The diagnosis predicted by the AI model was confirmed in 46 of these patients (94%), including in all participants with Parkinson’s or MSA (five patients each), and 36 of 39 individuals with PSP.

This represented a 12.3% gain in obtaining a correct diagnosis compared with a diagnosis based on clinical criteria, the researchers noted. Using clinical criteria, 82% of the patients were correctly diagnosed — four of five with Parkinson’s, three of five with MSA, and 33 of the 39 with PSP, according to the team.

The age of using data-driven tools like AI to diagnose Parkinson’s and other neurological conditions has arrived. … As clinicians, we must embrace these technologies and start considering how we can best integrate them into routine workflows for neurological care.

“The findings highlight the transformative potential of this diagnostic software in clinical practice,” said Michael Okun, MD, codirector of the Norman Fixel Institute at the University of Florida, one of the sites that contributed to the study. Okun also serves as medical advisor for the Parkinson’s Foundation, and is a member of Neuropacs’ clinical advisory board.
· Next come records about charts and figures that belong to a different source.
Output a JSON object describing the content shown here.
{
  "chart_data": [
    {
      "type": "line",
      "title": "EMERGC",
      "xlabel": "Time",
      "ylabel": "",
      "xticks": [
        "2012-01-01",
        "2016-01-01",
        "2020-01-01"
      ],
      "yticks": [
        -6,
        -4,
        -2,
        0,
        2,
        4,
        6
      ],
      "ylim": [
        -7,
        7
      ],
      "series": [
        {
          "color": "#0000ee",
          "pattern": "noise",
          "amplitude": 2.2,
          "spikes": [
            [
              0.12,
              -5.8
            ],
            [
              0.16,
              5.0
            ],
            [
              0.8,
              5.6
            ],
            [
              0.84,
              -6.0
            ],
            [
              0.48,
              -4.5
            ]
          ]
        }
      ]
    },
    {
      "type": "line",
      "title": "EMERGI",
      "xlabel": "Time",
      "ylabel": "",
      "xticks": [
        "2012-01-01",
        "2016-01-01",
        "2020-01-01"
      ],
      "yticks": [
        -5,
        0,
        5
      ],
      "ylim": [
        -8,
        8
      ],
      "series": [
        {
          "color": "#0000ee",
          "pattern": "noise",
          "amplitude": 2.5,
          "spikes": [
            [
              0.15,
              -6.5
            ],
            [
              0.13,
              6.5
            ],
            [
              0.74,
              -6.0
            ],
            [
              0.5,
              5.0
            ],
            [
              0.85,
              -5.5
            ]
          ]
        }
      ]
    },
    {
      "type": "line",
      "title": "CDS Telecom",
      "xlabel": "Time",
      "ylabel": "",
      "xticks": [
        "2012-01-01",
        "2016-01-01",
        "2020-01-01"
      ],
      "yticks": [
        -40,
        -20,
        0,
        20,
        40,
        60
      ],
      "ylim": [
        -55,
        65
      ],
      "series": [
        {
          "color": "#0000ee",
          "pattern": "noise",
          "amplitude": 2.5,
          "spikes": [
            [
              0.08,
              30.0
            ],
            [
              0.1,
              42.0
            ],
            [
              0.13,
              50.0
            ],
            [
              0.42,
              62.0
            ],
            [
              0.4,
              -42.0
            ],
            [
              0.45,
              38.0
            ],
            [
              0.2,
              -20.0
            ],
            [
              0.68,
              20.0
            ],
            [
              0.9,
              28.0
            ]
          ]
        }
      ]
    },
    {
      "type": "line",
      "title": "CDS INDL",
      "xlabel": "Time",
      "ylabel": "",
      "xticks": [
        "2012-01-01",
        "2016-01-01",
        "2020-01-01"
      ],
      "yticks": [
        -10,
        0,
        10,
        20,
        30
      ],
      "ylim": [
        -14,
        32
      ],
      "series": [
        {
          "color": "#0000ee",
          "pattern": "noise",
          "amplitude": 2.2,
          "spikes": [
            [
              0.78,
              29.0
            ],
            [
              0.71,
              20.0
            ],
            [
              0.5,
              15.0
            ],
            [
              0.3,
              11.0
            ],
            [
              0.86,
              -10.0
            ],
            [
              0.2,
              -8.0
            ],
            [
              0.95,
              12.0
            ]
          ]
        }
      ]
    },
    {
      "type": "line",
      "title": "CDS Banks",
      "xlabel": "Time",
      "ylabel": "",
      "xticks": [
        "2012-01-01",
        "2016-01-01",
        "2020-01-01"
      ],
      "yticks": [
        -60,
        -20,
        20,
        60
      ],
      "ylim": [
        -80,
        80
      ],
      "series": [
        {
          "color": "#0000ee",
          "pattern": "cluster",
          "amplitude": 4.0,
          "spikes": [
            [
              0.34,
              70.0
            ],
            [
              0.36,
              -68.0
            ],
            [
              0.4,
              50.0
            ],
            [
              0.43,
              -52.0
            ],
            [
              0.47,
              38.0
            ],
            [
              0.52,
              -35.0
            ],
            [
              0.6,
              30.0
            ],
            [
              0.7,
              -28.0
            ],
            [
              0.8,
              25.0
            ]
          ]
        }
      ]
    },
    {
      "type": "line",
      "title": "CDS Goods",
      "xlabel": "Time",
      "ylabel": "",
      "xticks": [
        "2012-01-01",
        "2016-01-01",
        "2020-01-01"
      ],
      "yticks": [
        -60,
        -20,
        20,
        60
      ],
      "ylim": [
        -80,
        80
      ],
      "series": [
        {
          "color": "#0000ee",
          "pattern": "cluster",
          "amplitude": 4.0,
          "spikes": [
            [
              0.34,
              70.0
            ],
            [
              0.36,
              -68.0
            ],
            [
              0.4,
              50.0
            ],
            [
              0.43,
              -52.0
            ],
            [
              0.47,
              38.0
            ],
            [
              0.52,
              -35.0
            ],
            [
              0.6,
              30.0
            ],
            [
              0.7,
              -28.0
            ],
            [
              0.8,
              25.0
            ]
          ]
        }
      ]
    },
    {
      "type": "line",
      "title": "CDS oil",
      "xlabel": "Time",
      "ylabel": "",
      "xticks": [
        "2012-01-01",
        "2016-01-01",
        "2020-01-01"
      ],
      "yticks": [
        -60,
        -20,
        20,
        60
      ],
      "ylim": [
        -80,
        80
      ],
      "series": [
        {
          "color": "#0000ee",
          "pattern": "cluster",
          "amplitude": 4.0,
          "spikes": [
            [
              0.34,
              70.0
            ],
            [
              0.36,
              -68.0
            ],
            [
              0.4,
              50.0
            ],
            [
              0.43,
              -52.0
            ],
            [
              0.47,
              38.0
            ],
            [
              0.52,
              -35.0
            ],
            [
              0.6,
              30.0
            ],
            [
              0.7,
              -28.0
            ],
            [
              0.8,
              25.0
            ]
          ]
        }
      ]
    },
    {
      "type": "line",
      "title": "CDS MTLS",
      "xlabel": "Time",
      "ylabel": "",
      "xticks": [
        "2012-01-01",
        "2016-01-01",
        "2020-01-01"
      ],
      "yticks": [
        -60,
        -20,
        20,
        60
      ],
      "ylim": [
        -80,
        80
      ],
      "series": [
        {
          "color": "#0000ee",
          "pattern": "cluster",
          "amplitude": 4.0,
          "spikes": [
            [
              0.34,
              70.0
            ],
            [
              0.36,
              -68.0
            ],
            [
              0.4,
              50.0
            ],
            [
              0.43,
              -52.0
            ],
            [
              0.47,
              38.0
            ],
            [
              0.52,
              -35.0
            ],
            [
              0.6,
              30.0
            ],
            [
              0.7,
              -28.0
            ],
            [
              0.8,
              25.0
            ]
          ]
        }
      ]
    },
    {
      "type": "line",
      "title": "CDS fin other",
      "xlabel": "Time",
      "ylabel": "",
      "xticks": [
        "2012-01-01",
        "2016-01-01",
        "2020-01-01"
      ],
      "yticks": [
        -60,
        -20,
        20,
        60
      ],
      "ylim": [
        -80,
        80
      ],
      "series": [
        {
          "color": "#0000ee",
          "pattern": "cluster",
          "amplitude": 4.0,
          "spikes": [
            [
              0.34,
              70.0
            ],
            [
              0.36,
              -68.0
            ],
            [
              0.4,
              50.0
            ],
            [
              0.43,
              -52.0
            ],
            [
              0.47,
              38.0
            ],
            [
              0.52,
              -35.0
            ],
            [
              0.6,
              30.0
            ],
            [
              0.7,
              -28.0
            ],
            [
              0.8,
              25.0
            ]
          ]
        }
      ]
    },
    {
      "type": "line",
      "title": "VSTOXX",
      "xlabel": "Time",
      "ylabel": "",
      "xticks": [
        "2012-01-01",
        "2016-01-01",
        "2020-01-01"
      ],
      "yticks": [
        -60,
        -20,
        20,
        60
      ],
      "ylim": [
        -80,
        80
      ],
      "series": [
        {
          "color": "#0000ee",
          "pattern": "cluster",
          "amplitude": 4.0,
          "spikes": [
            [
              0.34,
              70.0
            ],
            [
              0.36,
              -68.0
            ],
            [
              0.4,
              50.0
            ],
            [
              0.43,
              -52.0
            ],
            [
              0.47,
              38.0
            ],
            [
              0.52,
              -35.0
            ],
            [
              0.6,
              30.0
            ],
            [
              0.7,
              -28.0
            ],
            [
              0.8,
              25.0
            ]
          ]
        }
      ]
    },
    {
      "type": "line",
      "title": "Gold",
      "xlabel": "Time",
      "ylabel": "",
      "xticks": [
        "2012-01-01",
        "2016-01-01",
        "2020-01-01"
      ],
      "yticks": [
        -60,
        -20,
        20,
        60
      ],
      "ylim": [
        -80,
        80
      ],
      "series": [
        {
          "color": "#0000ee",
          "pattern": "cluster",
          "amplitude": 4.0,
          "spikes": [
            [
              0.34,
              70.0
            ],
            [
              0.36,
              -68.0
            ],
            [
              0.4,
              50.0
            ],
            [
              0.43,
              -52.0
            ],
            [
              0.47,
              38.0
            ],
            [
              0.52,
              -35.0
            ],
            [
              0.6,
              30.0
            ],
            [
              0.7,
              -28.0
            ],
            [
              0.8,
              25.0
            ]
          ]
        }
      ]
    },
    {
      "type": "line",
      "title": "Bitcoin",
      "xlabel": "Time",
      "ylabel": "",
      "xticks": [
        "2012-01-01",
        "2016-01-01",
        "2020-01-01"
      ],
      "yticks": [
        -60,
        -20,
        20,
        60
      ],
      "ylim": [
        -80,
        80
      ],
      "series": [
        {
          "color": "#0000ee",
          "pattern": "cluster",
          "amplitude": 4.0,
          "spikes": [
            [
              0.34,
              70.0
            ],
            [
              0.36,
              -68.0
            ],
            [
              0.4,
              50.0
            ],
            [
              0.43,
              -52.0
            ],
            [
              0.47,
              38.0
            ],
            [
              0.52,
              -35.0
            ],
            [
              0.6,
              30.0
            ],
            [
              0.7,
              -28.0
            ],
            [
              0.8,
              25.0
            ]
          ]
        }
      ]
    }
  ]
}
“The age of using data-driven tools like AI to diagnose Parkinson’s and other neurological conditions has arrived,” Okun said. “As clinicians, we must embrace these technologies and start considering how we can best integrate them into routine workflows for neurological care.”

Kristophe Diaz, PhD, executive director and chief science officer of CurePSP, a New York-based nonprofit, noted that “proper diagnosis of PSP remains a critical need,” to ensure patients receive the correct treatment.

“The results of this study are exciting progress [toward] a noninvasive and clinically scalable solution to help improve diagnosis,” Diaz said.